Report: Lawsuits cost Missouri taxpayers $23 million

JEFFERSON CITY, Mo. (AP) -- Lawsuits against the state of Missouri cost taxpayers at least $23 million last year, according to a new report from Attorney General Josh Hawley.

A year-end report from Hawley, a Republican, showed that 16 of the 45 major payouts were related to employee discrimination, including six from cases involving workers at the Missouri Department of Corrections, the St. Louis Post-Dispatch reported .

The report found the state paid out nearly $8.1 million in claims for employment discrimination and harassment by supervisors and co-workers.

The actual total may be higher. Democratic state Auditor Nicole Galloway, in a separate report, has cited millions of more dollars in legal expense at agencies that use their own attorneys in lawsuits.

Galloway's audit found the Missouri Department of Transportation settled 13 employment claims worth $3.6 million as part of an overall $10.8 million in payouts from January 2015 through last March; the University of Missouri reported 27 medical liability claims and 213 other claims paid on settlements or judgments totaling more than $17 million.

Citing the need to boost transparency, Hawley in 2017 began voluntarily reporting monthly tallies of how much the state paid out in legal expenses to people who have sued Missouri. House Minority Leader Gail McCann Beatty, a Democrat from Kansas City, is sponsoring legislation that would make the report mandatory instead of voluntary.
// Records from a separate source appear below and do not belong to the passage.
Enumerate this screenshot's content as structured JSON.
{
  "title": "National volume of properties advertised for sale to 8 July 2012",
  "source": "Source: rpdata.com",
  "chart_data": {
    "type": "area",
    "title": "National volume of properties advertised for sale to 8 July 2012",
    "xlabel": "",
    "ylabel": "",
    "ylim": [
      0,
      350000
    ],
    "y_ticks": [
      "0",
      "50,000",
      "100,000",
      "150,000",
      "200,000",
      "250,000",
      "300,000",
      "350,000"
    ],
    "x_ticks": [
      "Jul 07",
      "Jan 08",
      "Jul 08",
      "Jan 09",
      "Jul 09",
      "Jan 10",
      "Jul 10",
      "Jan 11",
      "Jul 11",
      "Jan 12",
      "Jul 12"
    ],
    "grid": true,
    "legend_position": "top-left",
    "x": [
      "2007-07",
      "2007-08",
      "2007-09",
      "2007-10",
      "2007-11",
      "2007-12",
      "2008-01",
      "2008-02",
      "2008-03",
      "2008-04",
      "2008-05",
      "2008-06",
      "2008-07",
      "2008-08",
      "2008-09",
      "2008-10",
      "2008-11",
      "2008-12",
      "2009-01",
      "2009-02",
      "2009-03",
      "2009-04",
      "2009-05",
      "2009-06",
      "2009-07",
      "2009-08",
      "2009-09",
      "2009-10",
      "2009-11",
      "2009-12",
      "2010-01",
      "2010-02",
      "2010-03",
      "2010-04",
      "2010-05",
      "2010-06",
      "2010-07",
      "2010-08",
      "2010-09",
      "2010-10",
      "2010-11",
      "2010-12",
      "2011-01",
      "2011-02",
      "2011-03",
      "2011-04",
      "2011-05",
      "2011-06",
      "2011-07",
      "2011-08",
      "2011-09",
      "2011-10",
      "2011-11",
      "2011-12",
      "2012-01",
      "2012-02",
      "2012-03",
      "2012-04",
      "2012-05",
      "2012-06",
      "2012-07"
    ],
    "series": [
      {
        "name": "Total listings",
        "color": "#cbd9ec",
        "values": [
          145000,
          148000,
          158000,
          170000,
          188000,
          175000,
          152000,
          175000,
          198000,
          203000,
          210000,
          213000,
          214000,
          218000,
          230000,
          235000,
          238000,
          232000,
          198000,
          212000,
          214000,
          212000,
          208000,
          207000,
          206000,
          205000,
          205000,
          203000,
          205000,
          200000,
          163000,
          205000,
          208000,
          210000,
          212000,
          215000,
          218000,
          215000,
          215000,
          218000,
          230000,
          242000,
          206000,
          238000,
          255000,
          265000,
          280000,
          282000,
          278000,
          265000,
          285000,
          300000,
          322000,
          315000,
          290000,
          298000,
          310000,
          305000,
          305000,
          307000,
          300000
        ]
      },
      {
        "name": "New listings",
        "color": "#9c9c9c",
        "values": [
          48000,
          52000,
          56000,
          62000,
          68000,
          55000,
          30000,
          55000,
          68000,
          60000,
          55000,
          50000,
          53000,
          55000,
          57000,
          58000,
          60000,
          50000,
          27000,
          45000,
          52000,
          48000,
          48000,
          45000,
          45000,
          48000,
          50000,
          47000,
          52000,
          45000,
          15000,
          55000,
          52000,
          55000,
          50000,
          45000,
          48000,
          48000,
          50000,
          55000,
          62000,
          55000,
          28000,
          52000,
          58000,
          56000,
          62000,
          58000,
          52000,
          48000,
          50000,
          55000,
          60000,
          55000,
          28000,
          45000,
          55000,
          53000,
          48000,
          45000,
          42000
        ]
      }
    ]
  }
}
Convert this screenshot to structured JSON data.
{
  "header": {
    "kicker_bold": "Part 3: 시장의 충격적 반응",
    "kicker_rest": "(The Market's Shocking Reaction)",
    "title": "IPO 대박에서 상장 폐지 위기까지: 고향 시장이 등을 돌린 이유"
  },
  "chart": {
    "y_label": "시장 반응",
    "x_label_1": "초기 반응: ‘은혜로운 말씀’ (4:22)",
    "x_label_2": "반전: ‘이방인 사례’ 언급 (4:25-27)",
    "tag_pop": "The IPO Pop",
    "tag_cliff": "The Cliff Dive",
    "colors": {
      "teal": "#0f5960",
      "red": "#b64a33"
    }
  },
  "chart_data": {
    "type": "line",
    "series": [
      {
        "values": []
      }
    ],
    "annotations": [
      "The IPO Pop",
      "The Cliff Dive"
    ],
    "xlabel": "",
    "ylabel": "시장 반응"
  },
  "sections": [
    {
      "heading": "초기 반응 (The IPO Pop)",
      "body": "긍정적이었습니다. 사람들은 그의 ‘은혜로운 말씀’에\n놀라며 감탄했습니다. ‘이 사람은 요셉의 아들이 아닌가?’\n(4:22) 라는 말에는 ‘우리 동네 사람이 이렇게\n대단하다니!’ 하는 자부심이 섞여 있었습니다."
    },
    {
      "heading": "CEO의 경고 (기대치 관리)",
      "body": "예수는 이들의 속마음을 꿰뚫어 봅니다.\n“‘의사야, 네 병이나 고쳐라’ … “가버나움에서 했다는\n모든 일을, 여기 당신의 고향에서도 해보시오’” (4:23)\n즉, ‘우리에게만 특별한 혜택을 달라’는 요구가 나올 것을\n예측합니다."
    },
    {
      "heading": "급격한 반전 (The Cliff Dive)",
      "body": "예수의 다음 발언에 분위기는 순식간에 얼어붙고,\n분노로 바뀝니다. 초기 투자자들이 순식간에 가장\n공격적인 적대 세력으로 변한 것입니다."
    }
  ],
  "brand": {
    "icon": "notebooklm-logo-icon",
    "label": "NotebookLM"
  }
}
McCann Beatty said she filed the legislation "in response to the vast history of massive settlements that have gone through the legal expense fund without public disclosure."

Among the largest payouts last year was a $5.5 million judgment against Harris Stowe State University in St. Louis. In that case, Beverly Wilkins said she was repeatedly passed over for promotions because she was a white professor at a predominantly black institution.

Another large payout went to Bradley Freidel, who was injured in 2015 when his car was struck by a Missouri State Highway Patrol car from behind as Freidel slowed to avoid hitting an animal near Moberly. Records show Freidel received a $4.3 million settlement.